Ce mouvement, comme le précédent, est inconnu de tous les milieux policiers ou politiques.
Coup de théâtre, le 14 juin : Hector Aristy, un ami de la famille qui, depuis le début de l'affaire, s'est institué médiateur entre les ravisseurs et la famille Revelli, est arrêté puis inculpé.
Piétinement
La personnalité d'Aristy est assez trouble : d'origine dominicaine, il fut pour les uns un authentique résistant à la politique de Trujillo, pour d'autres un opportuniste, un aventurier international. Chassé du Chili par Allende, il est accusé par les mouvements révolutionnaires de ce pays d'être à la solde de la CIA. Il était, à Paris, attaché à une société d'export-import, l'IFATCO, en qualité de conseiller économique.

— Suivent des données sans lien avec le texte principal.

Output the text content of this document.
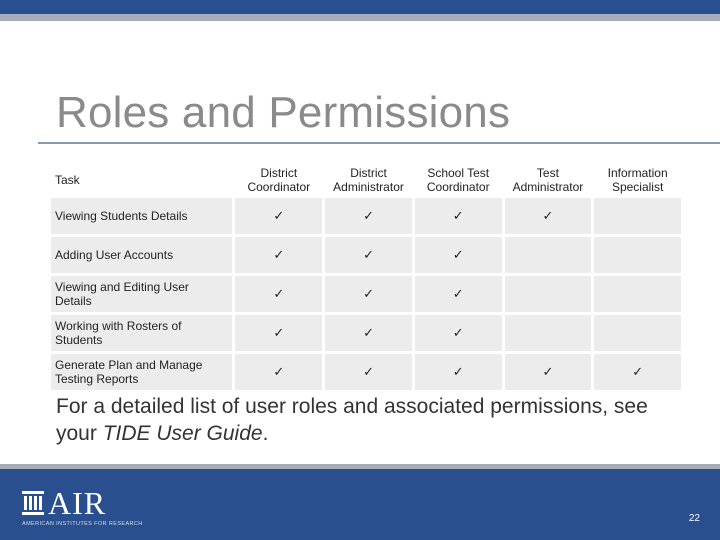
Roles and Permissions
Task	District Coordinator	District Administrator	School Test Coordinator	Test Administrator	Information Specialist

Viewing Students Details	✓	✓	✓	✓	
Adding User Accounts	✓	✓	✓		
Viewing and Editing User Details	✓	✓	✓		
Working with Rosters of Students	✓	✓	✓		
Generate Plan and Manage Testing Reports	✓	✓	✓	✓	✓

For a detailed list of user roles and associated permissions, see your TIDE User Guide.

AIR
AMERICAN INSTITUTES FOR RESEARCH	22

Plusieurs contradictions dans ses déclarations ont amené la police à le placer au premier rang des suspects. Dans les derniers jours de juin, le mystère s'épaissit encore, bien qu'on apprenne qu'une partie de la rançon a été déposée dans des banques en Suisse. L'enquête chemine visiblement avec difficulté ; les interrogatoires d'Aristy, du fils de la victime, et des interpellations à Gênes, en Italie, n'apportent aucune lumière nouvelle.
Soudainement, la nouvelle éclate : le P-DG de Fiat-France, L. Revelli-Beaumont est relâché par ses ravisseurs ; 90 jours exactement après son enlèvement.
Audacieux cambriolages de banques à Nice et à Paris
Stupeur suivie d'accablement pour le directeur de la banque de la Société Générale de Nice, le lundi 20 juillet 1976, lorsqu'il entre dans la salle des coffres : un vrai chantier, des reliefs de repas, des photos pornographiques épinglées aux murs, et, détail plus grave, 317 coffres béants... vides !
Lui qui, quelques jours plus tôt, avait distribué à ses clients un tract ainsi rédigé : « Partez en vacances sans soucis, louez un coffre à la Société Générale. »
Film
Estimation approximative du vol : 50 millions de F. Très vite, la police s'active et reconstitue le film des opérations. Une dizaine de gangsters ont participé au casse. Ils ont percé la cloison de la salle des coffres, après avoir creusé un tunnel de huit mètres à partir de la canalisation des égouts d'une rue voisine. Ils n'ont pas lésiné sur le matériel : chalumeaux, bouteilles d'oxygène, équipement électrique, pinces en tous genres, pelles, pioches, et même, summum de la technique, une lance thermique, le tout représentant une tonne de charge ! Et puis des vivres en abondance : de quoi pique-niquer confortablement pendant plusieurs jours. Une fois dans la place, ils ont travaillé méthodiquement, ne prenant dans les coffres que ce qui était facilement négociable.
Électriciens, soudeurs, égoutiers, maçons ont d'abord accompli en sous-sol un rallye de deux semaines pour arriver à pied d'œuvre. Le matériel a été transporté en camionnette, puis halé sur un canot pneumatique. Le plus dur a été le creusement d'une galerie de huit mètres (dont on ne retrouvera même pas les déblais) et, enfin, le percement d'un épais mur de béton. L'évacuation du butin n'est pas non plus chose aisée. Mais, pour laisser tout de même un « bon souvenir », les visiteurs affichent sur le mur une feuille où l'on peut lire : « sans armes, ni violence, ni haine ».
Dans les minutes qui suivent le premier communiqué de presse, c'est l'affolement des clients de la Société Générale qui viennent aux nouvelles. La direction s'efforce de mettre de l'ordre et de calmer les esprits, mais comment établir un bilan des valeurs disparues quand on ignore ce que contenaient réellement les coffres ? Il faudra se baser sur les déclarations sur l'honneur, et parfois réticentes, des clients. Une prime d'un million de F est offerte à qui permettra de retrouver les voleurs. Mais les enquêteurs manquent d'indices, et, quinze jours après le fric-frac, aucune piste ne se dessine.
Moins d'un mois après l'aventure niçoise, l'agence parisienne de l'île de la Cité reçoit à son tour la visite des égoutiers. Ils choisissent d'opérer pendant le long week-end du 15 août. Même technique, même matériel également acheminé par les égouts. Des bruits sourds ont intrigué des voisins, mais les policiers venus sur place n'ont rien trouvé d'anormal... Cette fois, la direction de la banque ne précise pas le montant des sommes et valeurs prélevées.